Nota 4,0 Longa surpreende com mudança de foca na metade, mas transição é mal construída
Um colégio interno instalado em um antigo e isolado prédio, onde as
crianças são comandadas a punhos de ferro e histórias assombrosas percorrem os
amplos corredores. Esse é o cenário ideal para uma trama de horror e Dorm
– O Espírito tenta tirar partido disso. Bem, pelo menos até certa
altura. A trama escrita por Chollada Teaosuwan, Vanridee Pongsittsak e Songyos
Sugmakanan, este último também assinando a direção, narra a adaptação de
Chatree (Charlie Trairat) à rotina de seu novo colégio só para garotos, local
que seu pai acredita que o obrigará a ser mais aplicado nos estudos e o
ensinará a ser um homem de verdade assumindo responsabilidades agora que estará
longe da família. O menino não parece empolgado em ter que mudar de escola em
plena metade do ano letivo, ainda mais quando conhece a Srta. Pranee (Chintar
Sukapatana), a inspetora dos dormitórios que parece ser o terror de todos os
alunos. Em vários momentos, o novato sente a presença de alguém o seguindo ou o
observando e seu pavor aumenta quando os seus colegas começam a contar
histórias de arrepiar sobre o colégio. A que mais lhe impressiona é a de um
garoto que morreu afogado na piscina que ficava nos fundos e que há anos foi
desativada. Dizem que seu espírito aparece no banheiro na calada da noite e que
sua cama, até então guardada no depósito, foi recolocada em um dos dormitórios,
sendo justamente o leito destinado a Chatree. Enquanto se apavora diariamente
por ficar impressionado com as lendas que cercam a escola, o novo aluno
constata que o comportamento estranho de Pranee é verídico. Desde a morte de
Vichiem (Sirachuch Chienthaworn) a inspetora mudou completamente seu
comportamento tornando-se amarga e com o hábito de diariamente ouvir uma música
melancólica enquanto chora observando o fundo de uma gaveta que ela jamais
deixou alguém ver o que tinha dentro. É óbvio que Chatree vai se sentir
instigado a descobrir qual a relação de Pranee com a morte do aluno e para
tanto vai ter a ajuda especial de ninguém menos que o próprio espírito dele.

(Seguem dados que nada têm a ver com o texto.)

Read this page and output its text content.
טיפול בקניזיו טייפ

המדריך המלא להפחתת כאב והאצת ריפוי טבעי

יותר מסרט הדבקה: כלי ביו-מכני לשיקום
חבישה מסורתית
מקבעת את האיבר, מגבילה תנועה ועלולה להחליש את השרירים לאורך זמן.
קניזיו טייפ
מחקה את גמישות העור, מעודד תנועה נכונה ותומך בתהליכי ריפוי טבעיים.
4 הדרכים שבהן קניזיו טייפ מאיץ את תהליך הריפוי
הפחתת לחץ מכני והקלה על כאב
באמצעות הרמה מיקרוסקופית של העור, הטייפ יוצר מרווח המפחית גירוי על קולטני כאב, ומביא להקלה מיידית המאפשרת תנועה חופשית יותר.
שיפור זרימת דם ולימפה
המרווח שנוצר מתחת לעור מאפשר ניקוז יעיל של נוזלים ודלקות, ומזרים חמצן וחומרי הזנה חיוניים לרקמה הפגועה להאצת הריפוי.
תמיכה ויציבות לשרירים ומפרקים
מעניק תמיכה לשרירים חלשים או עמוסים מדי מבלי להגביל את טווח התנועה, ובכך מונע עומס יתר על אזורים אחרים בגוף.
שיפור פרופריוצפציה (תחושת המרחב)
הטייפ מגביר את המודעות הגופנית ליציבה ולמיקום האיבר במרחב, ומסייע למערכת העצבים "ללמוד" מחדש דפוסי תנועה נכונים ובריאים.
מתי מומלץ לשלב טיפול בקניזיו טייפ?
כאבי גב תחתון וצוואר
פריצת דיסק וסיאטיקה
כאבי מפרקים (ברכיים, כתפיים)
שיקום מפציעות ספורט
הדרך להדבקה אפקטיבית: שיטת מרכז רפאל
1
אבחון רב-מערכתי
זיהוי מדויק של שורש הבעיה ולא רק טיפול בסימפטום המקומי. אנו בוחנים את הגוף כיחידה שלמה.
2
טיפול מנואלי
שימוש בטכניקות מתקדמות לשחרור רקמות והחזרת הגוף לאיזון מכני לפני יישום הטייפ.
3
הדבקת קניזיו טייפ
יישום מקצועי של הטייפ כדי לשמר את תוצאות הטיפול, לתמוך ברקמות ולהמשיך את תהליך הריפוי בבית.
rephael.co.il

Existe neste caso uma inversão de expectativas ao mesmo tempo benéfica
e negativa para o longa. Sem dúvidas a produção só chegou a ser lançada no
Brasil, diga-se de passagem, com um péssimo e apelativo título, para aproveitarem
os últimos suspiros da onda de horror orientais que marcou boa parte dos anos
2000. Todavia, certamente irá se decepcionar aqueles que desejam levar altos
sustos com espíritos que gemem, caminham com ar melancólico e com rostos
cobertos por cabelos escorridos. Sugmakanan até procura criar um clima de
tensão convincente e consegue fazer isso sem precisar de cenas impactantes, no
entanto, da metade para o final a obra se transforma em um drama sobre valores
acerca da amizade, o que a tira do lugar comum e de quebra oferece uma bela e
edificante mensagem ao público. O problema está justamente na maneira como essa
transição de gêneros é feita. Não é possível identificar claramente quando
Chatree se dá conta que fez amizade com o fantasma. Não é uma observação
preconceituosa, mas é inegável que as semelhanças entre as crianças dificultam
o pleno envolvimento do espectador que fica no aguardo daquele grito profundo e
olhos esbugalhados do protagonista ao se deparar com um fantasminha, mesmo que
ele seja camarada. Todavia, tal cena é exibida sem clímax. Em determinado
momento os garotos são levados para uma sessão de cinema para verem uma
produção de terror. A curiosidade em vermos o filme dentro do filme sobre um
vampiro asiático acaba nos distraindo a ponto de não percebermos que Vichiem se
aproxima de Chatree que até esboça uma reação de pavor, mas muito tímida. Só
cai a ficha mesmo sobre esta amizade do outro mundo quando um dos meninos
comenta com os amigos que o novato da turma tem o costume de falar sozinho,
quando na realidade já vimos em uma cena anterior ele conversando com o
falecido e até lhe ensinando a jogar videogame (!). Com a parte final destoando
inclusive no visual que adota o tom sépia para marcar a mudança de rumos da
trama, Dorm – O Espírito é um passatempo razoável, desde que você não
seja muito criterioso principalmente com partes técnicas, mas que já
demonstrava o desgaste da fórmula que aproximou o Oriente do Ocidente e a
necessidade de renovação, o que não veio a acontecer.